"I said, 'Okay, if it's my time, let's just get it over with,'" says Bonnie Lambert, 58, of Biloxi, Miss., one of many to share their stories from what's being called one of the country's worst natural disasters.
"It started around 5 a.m.," Lambert adds. "My little Pomeranian, Sugar, went into this closet in the center of my house, and I went in there with her. But then the water started sloshing up underneath me, and I got up. My refrigerator started floating over to my cooktop. Then the waves came up and my house started floating. I was terrified."
Another Biloxi resident, George Griffith, 42, said he "was upstairs watching TV" when "the wind started howling." He ended up in the upstairs bathtub once the waters reached 8 ft. in his downstairs laundry room, only to "lay there a few hours, and then the walls were knocked down on three sides of the house. After the walls left, it was time to go."

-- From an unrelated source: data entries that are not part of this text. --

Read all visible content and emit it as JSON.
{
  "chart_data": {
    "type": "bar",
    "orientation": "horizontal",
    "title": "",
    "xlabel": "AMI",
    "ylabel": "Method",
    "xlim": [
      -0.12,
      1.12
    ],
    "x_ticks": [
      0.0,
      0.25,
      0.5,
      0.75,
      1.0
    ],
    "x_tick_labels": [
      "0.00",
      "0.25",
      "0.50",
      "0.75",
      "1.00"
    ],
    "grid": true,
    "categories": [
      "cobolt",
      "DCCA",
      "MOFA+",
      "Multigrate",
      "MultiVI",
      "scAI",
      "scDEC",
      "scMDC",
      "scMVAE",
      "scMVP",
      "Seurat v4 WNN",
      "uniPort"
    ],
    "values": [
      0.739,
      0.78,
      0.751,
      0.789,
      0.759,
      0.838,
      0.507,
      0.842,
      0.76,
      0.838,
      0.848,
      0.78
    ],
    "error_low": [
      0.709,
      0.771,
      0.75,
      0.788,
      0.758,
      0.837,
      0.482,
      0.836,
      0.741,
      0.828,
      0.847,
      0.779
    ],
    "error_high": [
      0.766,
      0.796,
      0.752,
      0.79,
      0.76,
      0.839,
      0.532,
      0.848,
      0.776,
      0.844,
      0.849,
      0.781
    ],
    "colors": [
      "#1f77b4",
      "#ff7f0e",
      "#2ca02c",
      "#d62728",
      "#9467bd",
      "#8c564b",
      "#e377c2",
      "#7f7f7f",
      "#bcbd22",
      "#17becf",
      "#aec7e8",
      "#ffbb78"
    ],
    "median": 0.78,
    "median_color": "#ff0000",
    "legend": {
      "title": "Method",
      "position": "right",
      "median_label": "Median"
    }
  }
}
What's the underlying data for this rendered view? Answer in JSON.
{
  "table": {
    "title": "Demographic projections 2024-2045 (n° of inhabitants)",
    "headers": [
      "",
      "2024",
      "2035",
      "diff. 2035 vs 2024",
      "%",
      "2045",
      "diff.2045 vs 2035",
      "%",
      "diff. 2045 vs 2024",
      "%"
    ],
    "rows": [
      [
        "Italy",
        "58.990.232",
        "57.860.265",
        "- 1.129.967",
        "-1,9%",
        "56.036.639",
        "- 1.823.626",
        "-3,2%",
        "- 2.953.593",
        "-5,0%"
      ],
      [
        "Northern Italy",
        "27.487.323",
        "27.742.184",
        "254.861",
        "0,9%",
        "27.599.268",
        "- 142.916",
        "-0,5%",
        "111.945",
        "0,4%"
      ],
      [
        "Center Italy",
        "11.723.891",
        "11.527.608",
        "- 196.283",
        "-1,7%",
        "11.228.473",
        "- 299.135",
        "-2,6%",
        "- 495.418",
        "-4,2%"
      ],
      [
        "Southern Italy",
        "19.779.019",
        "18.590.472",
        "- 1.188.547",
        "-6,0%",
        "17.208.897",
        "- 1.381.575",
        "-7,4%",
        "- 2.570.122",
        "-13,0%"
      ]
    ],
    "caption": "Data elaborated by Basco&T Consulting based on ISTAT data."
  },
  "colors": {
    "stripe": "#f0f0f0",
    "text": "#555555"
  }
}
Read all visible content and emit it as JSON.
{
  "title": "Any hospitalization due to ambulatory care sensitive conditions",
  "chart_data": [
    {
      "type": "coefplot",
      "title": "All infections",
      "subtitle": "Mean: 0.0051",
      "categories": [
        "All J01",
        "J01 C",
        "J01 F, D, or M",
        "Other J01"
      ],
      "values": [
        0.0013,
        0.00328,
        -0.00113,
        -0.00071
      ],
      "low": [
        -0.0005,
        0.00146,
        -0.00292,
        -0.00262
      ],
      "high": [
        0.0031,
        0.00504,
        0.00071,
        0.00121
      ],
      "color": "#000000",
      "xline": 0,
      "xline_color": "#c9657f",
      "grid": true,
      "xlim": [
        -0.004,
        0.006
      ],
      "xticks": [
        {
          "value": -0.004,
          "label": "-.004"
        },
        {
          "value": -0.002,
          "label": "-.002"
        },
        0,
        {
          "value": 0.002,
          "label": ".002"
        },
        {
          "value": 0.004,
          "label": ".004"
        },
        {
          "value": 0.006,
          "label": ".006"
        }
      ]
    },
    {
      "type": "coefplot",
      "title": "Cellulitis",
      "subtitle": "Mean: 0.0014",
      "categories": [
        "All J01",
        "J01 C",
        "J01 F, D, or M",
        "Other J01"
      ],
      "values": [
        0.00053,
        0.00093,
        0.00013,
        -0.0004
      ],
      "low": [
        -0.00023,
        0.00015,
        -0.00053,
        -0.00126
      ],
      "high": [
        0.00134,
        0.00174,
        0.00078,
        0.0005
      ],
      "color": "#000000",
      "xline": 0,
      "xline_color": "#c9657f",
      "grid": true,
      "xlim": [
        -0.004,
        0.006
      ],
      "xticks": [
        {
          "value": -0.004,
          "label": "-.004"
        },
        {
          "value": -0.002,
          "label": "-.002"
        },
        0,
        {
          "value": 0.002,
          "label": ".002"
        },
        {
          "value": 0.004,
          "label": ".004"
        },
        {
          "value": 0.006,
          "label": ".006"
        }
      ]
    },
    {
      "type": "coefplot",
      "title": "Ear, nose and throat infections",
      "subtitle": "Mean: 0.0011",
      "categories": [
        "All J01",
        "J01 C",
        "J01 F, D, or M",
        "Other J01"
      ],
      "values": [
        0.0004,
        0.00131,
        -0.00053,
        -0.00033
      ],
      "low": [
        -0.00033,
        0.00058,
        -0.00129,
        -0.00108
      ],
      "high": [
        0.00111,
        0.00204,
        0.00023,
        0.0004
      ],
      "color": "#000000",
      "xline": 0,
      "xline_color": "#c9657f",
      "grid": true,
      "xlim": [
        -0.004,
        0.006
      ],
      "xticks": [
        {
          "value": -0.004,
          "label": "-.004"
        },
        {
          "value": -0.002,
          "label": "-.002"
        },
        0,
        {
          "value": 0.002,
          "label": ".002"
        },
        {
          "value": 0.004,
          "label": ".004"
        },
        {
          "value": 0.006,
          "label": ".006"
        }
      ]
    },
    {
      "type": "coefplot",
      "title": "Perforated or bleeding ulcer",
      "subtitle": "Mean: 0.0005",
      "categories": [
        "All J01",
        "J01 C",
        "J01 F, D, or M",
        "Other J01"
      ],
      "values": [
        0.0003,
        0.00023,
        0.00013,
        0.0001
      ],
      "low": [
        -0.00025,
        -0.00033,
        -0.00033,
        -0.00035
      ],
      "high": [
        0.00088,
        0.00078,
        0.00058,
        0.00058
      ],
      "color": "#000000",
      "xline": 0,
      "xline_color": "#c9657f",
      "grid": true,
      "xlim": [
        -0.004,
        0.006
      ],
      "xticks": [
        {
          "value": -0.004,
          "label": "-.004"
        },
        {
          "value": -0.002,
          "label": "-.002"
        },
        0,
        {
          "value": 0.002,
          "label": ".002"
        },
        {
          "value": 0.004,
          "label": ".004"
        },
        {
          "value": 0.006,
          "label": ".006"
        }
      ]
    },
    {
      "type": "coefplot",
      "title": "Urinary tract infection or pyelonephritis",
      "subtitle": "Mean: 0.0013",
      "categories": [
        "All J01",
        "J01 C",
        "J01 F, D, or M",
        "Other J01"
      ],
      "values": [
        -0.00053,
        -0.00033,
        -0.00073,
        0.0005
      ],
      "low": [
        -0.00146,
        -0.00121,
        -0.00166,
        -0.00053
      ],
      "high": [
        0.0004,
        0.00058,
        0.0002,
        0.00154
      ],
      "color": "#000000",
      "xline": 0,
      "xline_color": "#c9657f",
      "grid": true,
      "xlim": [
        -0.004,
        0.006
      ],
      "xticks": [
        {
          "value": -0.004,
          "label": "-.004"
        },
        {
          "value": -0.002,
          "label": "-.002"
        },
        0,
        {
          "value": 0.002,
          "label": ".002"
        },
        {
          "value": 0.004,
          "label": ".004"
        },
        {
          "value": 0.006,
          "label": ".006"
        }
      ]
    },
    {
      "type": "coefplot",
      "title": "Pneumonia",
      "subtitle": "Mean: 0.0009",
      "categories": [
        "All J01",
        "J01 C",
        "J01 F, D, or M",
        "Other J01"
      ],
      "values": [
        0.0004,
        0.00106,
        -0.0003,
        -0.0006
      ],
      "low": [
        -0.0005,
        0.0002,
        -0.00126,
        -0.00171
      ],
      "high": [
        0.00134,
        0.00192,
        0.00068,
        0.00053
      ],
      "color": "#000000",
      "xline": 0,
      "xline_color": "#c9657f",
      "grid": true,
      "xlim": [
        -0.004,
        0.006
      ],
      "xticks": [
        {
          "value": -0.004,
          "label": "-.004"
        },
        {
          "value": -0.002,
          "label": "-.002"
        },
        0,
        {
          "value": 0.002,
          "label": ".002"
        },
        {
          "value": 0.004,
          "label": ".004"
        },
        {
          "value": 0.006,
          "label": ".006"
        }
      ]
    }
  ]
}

A levee gives way to high water in New Orleans.
Marc Serota / Reuters
Meanwhile, Betty Vonderhaar, 70, decided not to evacuate and instead huddled with her son Mike, 41, and grandson Matthew, 13, inside her low-slung home in uptown New Orleans. As the storm worsened, she discovered that a grate on the roof was wide open, allowing water and wind to stream into the house.
"And then things just got worse and worse," she tells PEOPLE. "The winds got stronger and stronger. The walls shook. I mean the whole house was shaking. ... And then it was over. It was so quiet. It felt like Twilight Zone quiet."